Melanie McDonagh Melanie McDonagh

If I were Richard Dawkins, I’d count my blessings

It reflects rather well on Richard Dawkins that he still hasn’t joined his followers – the religious connotations of the word are intentional – in objecting to the Church of England tweet on Friday about praying for his recovery from a stroke.

Presumably the CofE did so on the basis of Christ’s exhortation to ‘Love your enemies, do good to those who hate you and pray for them that persecute and calumniate you’, as well as genuine affection for the old boy. But of course the kindly post got the inevitable response from more than 1,000 outraged Dawkinsites: ‘Sarcastic or ignorant?’ one asked.

This did not quite equal the response of the late Christopher ‘God is not Great’ Hitchens to the news that Christians were busy praying for his recovery from cancer. ‘What if I pulled through and the pious faction contentedly claimed that their prayers had been answered?’ he wrote crossly. ‘That would somehow be irritating. I don’t mean to be churlish about any kind intentions, but when September 20 [the Pray for Christopher Hitchens Day] comes, please do not trouble deaf heaven with your bootless cries.

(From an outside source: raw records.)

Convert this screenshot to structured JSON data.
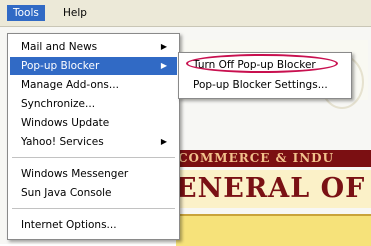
{
  "menubar": {
    "tools_label": "Tools",
    "help_label": "Help"
  },
  "tools_menu": {
    "items": [
      {
        "label": "Mail and News",
        "submenu": true
      },
      {
        "label": "Pop-up Blocker",
        "submenu": true
      },
      {
        "label": "Manage Add-ons...",
        "submenu": false
      },
      {
        "label": "Synchronize...",
        "submenu": false
      },
      {
        "label": "Windows Update",
        "submenu": false
      },
      {
        "label": "Yahoo! Services",
        "submenu": true
      },
      {
        "label": "Windows Messenger",
        "submenu": false
      },
      {
        "label": "Sun Java Console",
        "submenu": false
      },
      {
        "label": "Internet Options...",
        "submenu": false
      }
    ],
    "highlighted": "Pop-up Blocker"
  },
  "popup_submenu": {
    "items": [
      {
        "label": "Turn Off Pop-up Blocker"
      },
      {
        "label": "Pop-up Blocker Settings..."
      }
    ],
    "circled": "Turn Off Pop-up Blocker"
  },
  "background_page": {
    "banner_text": "COMMERCE & INDU",
    "headline_text": "ENERAL OF"
  },
  "colors": {
    "menu_highlight": "#316ac5",
    "annotation_ring": "#c8104f",
    "banner_bg": "#7b0f12",
    "headline_text": "#7a1114"
  }
}
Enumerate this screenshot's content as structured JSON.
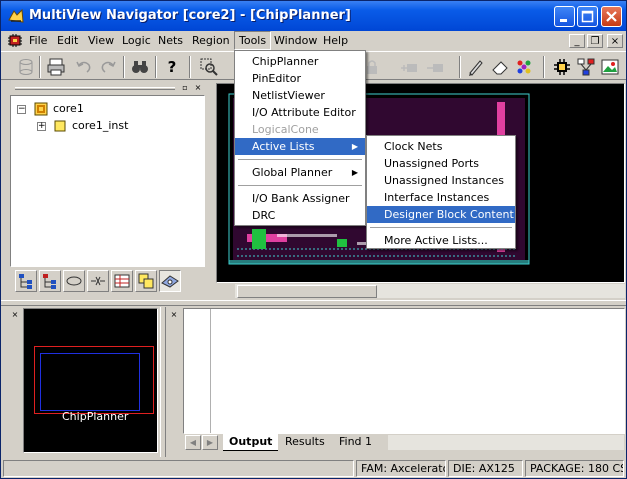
{
  "window": {
    "title": "MultiView Navigator [core2] - [ChipPlanner]",
    "title_color": "#0046d5",
    "minimize_label": "_",
    "maximize_label": "□",
    "close_label": "×"
  },
  "menubar": {
    "items": [
      "File",
      "Edit",
      "View",
      "Logic",
      "Nets",
      "Region",
      "Tools",
      "Window",
      "Help"
    ],
    "active": "Tools",
    "mdi_minimize": "_",
    "mdi_restore": "❐",
    "mdi_close": "×"
  },
  "toolbar": {
    "icons": [
      "cylinder-icon",
      "printer-icon",
      "undo-icon",
      "redo-icon",
      "binoculars-icon",
      "help-icon",
      "zoom-select-icon",
      "pencil-icon",
      "eraser-icon",
      "color-dots-icon",
      "chip-icon",
      "network-icon",
      "image-icon"
    ],
    "help_glyph": "?"
  },
  "tree": {
    "root": {
      "label": "core1",
      "toggle": "−"
    },
    "child": {
      "label": "core1_inst",
      "toggle": "+"
    },
    "header_restore": "▫",
    "header_close": "×"
  },
  "tree_tabs": [
    "hierarchy-tab-icon",
    "hierarchy-alt-tab-icon",
    "ports-tab-icon",
    "nets-tab-icon",
    "table-tab-icon",
    "layers-tab-icon",
    "eye-tab-icon"
  ],
  "tools_menu": {
    "items": [
      {
        "label": "ChipPlanner",
        "enabled": true
      },
      {
        "label": "PinEditor",
        "enabled": true
      },
      {
        "label": "NetlistViewer",
        "enabled": true
      },
      {
        "label": "I/O Attribute Editor",
        "enabled": true
      },
      {
        "label": "LogicalCone",
        "enabled": false
      },
      {
        "label": "Active Lists",
        "enabled": true,
        "submenu": true,
        "highlighted": true
      },
      {
        "label": "Global Planner",
        "enabled": true,
        "submenu": true
      },
      {
        "label": "I/O Bank Assigner",
        "enabled": true
      },
      {
        "label": "DRC",
        "enabled": true
      }
    ],
    "submenu_arrow": "▶"
  },
  "active_lists_menu": {
    "items": [
      {
        "label": "Clock Nets"
      },
      {
        "label": "Unassigned Ports"
      },
      {
        "label": "Unassigned Instances"
      },
      {
        "label": "Interface Instances"
      },
      {
        "label": "Designer Block Content",
        "highlighted": true
      },
      {
        "label": "More Active Lists..."
      }
    ]
  },
  "mini_view": {
    "label": "ChipPlanner",
    "close": "×"
  },
  "log": {
    "close": "×",
    "tabs": [
      "Output",
      "Results",
      "Find 1"
    ],
    "active_tab": "Output",
    "arrow_left": "◀",
    "arrow_right": "▶"
  },
  "statusbar": {
    "family": "FAM: Axcelerator",
    "die": "DIE: AX125",
    "package": "PACKAGE: 180 CS"
  },
  "colors": {
    "highlight": "#316ac5",
    "chip_pink": "#e040a0",
    "chip_green": "#20c040",
    "chip_cyan": "#40d0d0"
  }
}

Unless, of course, it makes you feel better.’

But that was in turn surpassed by the preposterous Johann Hari, who so splendidly amalgamated journalism and pure fiction during his time at the Independent, and who declared: ‘I forbid everyone from praying for [Hitch].’ The inevitable upshot was that one’s impulse was to do just that, though I contained it.

Look, either God exists and may answer prayer, in which case praying for Prof Dawkins’ recovery is a good and kindly act or He does not exist and prayer is useless, in which case no harm is done. If Prof Dawkins pulls through, as I hope he does, then his Christian bedesmen can take a quiet pride in their work, and he can maintain that au contraire, the credit goes to the doctors. It’ll be a nicely pointless exercise. Because when miracles happen, as Thomas Aquinas observed, they happen quite as much in the ordinary workings of nature as in apparently spectacular interventions on the part of God.

Besides, Prof Dawkins is really not very much of a thorn in the side of Christians, not by comparison with more venerable atheists; for the funniest rebuttal of his book, The God Delusion, see the review by Terry Eagleton in the LRB, which famously begins: ‘Imagine someone holding forth on biology whose only knowledge of the subject is the Book of British Birds, and you have a rough idea of what it feels like to read Richard Dawkins on theology.’

In fact, the Prof occasionally reads like he nurses a soft spot for cultural Anglicanism.  One of the more interesting dialogues between him and the late Hitch was published in the New Statesman last year, and it raised the interesting question from the Prof: ‘Do you ever worry that if we win and, so to speak, destroy Christianity, that vacuum would be filled by Islam?’

The answer from Hitch was no, but it’s a conundrum that faces quite a few contemporary atheists. The alternative to Christianity right now may not be their worldview; it may be the Islamic one. There’s a world out there – in Pakistan, for instance – in which atheists have far greater things to worry about than members of the Church of England praying for them. If I were Prof Dawkins, I’d count my blessings.